Samuel White Baker and the Creation of British Imperial Knowledge
My next book is a study of the Victorian explorer Samuel White Baker (1821-1893). While relatively forgotten today, in his lifetime, Baker was as well-known as his contemporaries Speke, Burton, Livingstone, Gordon and Stanley. Baker was credited with discovering one of the sources of the Nile, but was also a prominent figure in anti-slavery campaigns in East Africa and in the complex politics of Britain’s emerging interest in Egypt and the Sudan. Baker was a larger than life character whose published accounts of his adventures remain a seriously compelling read, even today.

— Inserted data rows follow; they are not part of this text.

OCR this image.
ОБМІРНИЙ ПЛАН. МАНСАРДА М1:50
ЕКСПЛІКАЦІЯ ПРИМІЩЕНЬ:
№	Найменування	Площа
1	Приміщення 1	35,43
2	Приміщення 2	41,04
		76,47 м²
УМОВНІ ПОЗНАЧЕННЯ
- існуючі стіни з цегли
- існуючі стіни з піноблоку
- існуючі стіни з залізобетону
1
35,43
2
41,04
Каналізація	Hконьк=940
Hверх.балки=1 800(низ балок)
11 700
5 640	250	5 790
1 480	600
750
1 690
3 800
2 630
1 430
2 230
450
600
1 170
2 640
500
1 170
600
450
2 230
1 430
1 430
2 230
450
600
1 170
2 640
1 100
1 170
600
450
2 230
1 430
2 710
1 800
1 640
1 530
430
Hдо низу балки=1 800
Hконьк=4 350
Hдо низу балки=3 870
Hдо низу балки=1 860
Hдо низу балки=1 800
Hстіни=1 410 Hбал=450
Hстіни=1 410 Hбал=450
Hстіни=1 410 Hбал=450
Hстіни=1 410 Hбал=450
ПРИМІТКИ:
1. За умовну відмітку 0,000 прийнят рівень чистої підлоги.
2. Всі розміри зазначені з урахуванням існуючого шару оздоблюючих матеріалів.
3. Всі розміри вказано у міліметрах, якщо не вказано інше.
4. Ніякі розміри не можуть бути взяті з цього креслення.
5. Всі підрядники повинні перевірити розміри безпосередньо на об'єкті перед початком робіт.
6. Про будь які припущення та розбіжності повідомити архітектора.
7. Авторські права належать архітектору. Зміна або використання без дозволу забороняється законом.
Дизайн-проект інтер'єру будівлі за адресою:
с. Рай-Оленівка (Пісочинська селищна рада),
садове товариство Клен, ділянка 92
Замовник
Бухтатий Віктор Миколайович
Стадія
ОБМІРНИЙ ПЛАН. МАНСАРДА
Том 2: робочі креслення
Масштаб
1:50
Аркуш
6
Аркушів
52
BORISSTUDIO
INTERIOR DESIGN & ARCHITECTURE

However, my interest in Baker is not only intrinsic. I believe his life and career can illuminate some overlooked and undervalued aspects of the way that Britain fashioned, and envisaged, its empire in the second half of the nineteenth century. Baker’s career spanned both the era of formative exploration by Europeans of sub-Saharan Africa and the creation of formal military and political intervention (and indeed, conquest) in the “Dark Continent”. The fact that Baker’s 1869-73 mission to suppress the slave trade in the Nile basin was carried out under the authority of the Khedive Isma’il underlines that the evolving British empire in Africa was shaped by the colonial ambitions of others, not least the Ottoman Empire and Egypt itself. While Baker shared the unprepossessing racial prejudices of his time, his relationships with indigenous leaders were surprisingly sophisticated, and allow us insight into how the British made sense of the complex identities that characterised East and Central Africa.
Baker’s family life also calls into question clichés about masculinity, women’s roles and marriage in the Victorian period. Explorers and imperial administrators (and Baker was at various times both) have often been seen as eager to flee the claims of domestic life in Britain in favour of the bracing masculine culture of the imperial frontier. Not so with Baker: his second wife, Florence (whom, it was claimed, he rescued from an Ottoman slave auction), accompanied him on his expeditions, and was regularly credited in his writings with helping extricate him from the perils of local incursions and fierce wild animals.
That said, Baker never went anywhere without his trusted panoply of rifles, which, while he claimed to have deployed relatively infrequently against other humans, were let loose against the poor unfortunate wildlife of whichever part of the world he was currently situated in, with startling regularity. Baker’s legendary status as a big game-hunter will be addressed through recent historical approaches that have focused on the intersection between imperial history and environmental history.
Finally, the fact that Baker’s travels encompassed not only East and Central Africa, but also Sri Lanka, the Balkans, Japan and North America (and his intermittent life as an English country gentlemen), reminds us that we need to consider the multiple and simultaneous locations in which British imperial identities were formed in the last third of the nineteenth century. Baker’s life allows us to scrutinize the British empire in Africa (and beyond) at the moment of its creation, and in so doing, requires us to recognize there was nothing predetermined about the precise patterns into which imperial authority had settled by the 1890s.
Baker set off on his first African expedition in 1861, immediately after the decade that had seen growing confidence in Britain’s economic and commercial success, but which had also been marred by the crises of the Crimean War and the Indian Rebellion. By the time he died, he had become a mentor to the proconsuls of Britain’s imperial meridian, such as Cromer and Kitchener. Baker’s life, long neglected by academic historians, may not provide definitive answers to why or how Britain acquired an extended imperial reach in the late-nineteenth century. However, it certainly does help explain what the Victorians thought they were trying to do as they sought to construct a coherent notion of imperial knowledge, at the very moment that their dominion expanded across the globe.